955344382.jpgLa monarchie légitime est malheureusement abolie depuis 185 ans. Dans l’ordre juridique actuel, n’importe qui a le droit de revendiquer la couronne de France. Toutefois, si on le fait au nom du droit dynastique et de  l’Histoire, il faut respecter les faits historiques.

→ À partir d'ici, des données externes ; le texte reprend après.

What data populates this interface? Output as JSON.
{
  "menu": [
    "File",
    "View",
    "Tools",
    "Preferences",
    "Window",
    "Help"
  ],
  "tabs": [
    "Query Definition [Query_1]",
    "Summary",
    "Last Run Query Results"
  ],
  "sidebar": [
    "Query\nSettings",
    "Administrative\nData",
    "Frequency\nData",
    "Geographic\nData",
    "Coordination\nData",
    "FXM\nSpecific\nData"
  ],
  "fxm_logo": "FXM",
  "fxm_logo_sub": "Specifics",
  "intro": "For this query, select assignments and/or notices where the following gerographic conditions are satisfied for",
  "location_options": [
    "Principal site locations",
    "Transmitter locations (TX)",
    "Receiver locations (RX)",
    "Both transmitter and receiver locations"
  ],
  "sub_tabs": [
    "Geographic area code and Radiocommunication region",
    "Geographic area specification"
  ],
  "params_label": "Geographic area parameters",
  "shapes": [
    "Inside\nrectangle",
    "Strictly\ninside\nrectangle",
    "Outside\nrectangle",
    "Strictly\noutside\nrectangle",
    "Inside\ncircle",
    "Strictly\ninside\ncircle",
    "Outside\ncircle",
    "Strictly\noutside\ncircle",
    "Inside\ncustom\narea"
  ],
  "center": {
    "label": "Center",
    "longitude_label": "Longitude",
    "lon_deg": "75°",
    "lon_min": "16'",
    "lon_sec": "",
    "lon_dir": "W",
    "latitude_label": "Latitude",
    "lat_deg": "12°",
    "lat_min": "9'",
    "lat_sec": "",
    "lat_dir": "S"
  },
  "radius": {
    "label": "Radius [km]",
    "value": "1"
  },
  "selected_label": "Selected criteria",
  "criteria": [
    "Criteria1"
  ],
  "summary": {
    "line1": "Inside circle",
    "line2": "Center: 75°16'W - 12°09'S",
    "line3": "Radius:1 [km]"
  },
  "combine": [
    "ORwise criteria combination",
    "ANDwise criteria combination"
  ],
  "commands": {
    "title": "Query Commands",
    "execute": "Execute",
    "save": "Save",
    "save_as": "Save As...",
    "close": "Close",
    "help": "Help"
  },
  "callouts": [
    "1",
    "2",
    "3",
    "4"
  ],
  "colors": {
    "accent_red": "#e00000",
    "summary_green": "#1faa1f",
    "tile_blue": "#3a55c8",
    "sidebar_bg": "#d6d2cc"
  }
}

Or Louis Alphonse de Bourbon, que vous avez interrogé, a commis un certain nombre d’erreurs qui en disent long sur le bien-fondé de sa prétendance.

  D’abord, il nous parle des Bourbons, « famille française depuis plus de 1.000 ans. » Faut-il rappeler que les Bourbons commencent en 1256 en tant que branche de la famille royale, et ne deviennent héritiers de la couronne qu’à la mort d’Henri III, à la fin du XVI° siècle ? La famille royale millénaire est bien la dynastie capétienne, à travers ses divers rameaux. 

  Ensuite, s’il est vrai que le Prince Henri d’Orléans est le descendant direct de Louis-Philippe, ce n’est nullement de la Monarchie de Juillet qu’il tient sa légitimité, mais de l’épuisement de la branche aînée dans les mâles à la mort d’Henri V, Comte de Chambord. Contrairement à ce que dit Louis Alphonse, il n’y a plus d’orléanisme, ni de légitimisme, d’ailleurs, depuis que, le 3 août 1873 le premier Comte de Paris reconnut Henri V comme roi de jure et renonça à porter les insignes de 1830. A la mort du prétendant de Frohsdorf, il devint Philippe VII et non Louis-Philippe II comme le réclamait une partie de sa famille, qui le déshérita pour cela. Du reste, si le terme « orléanisme » signifie une option libérale et centraliste, par opposition au royalisme traditionnel, alors Louis de Bourbon peut considérer avec regret ses propres aïeules et aïeux les reines Marie-Christine et Isabelle, ainsi que les rois Alphonse XII et Alphonse XIII, dont la doctrine de gouvernement était identique à celle de Louis Philippe. 

  Enfin, Louis de Bourbon rappelle de manière surprenante pour expliquer sa vie à l’étranger les « mesures d’exil qui ont frappé les familles royales ». Certes, mais non la sienne, qui ne fut touchée ni par la loi de 1832, ni par la loi de 1848 ni par celle de 1886 qui ne proscrit que les Orléans et les Bonaparte. Et pour cause ! Les Bourbons isabelins dont Louis est l’héritier régnaient alors sur l’Espagne, et ne songeaient nullement à revendiquer la couronne de France. Et lorsque le grand père de Louis, après la mort de son père, le roi Alphonse XIII, se découvre appelé par une vocation irrépressible à la prétendance, il va tranquillement passer sans entraves d’un pays d’Europe à l’autre, tandis que les Orléans restent frappés par la loi d’exil jusqu’en 1950, revenant ensuite dans leur patrie pour toujours sans jamais cesser de se déclarer prêts à accomplir leur devoir historique.  Car renouer les liens déchirés du charisme monarchique diffère grandement de la simple transmission d’une couronne : il y faut une longue suite de sacrifices et d’efforts, bien plus que deux voyages par an, mais un amour exclusif de notre pays, une disposition de tous les instants, une solidarité obstinée à travers les siècles. La couronne de France n’est pas un lot de consolation pour des princes injustement traités par leurs cousins.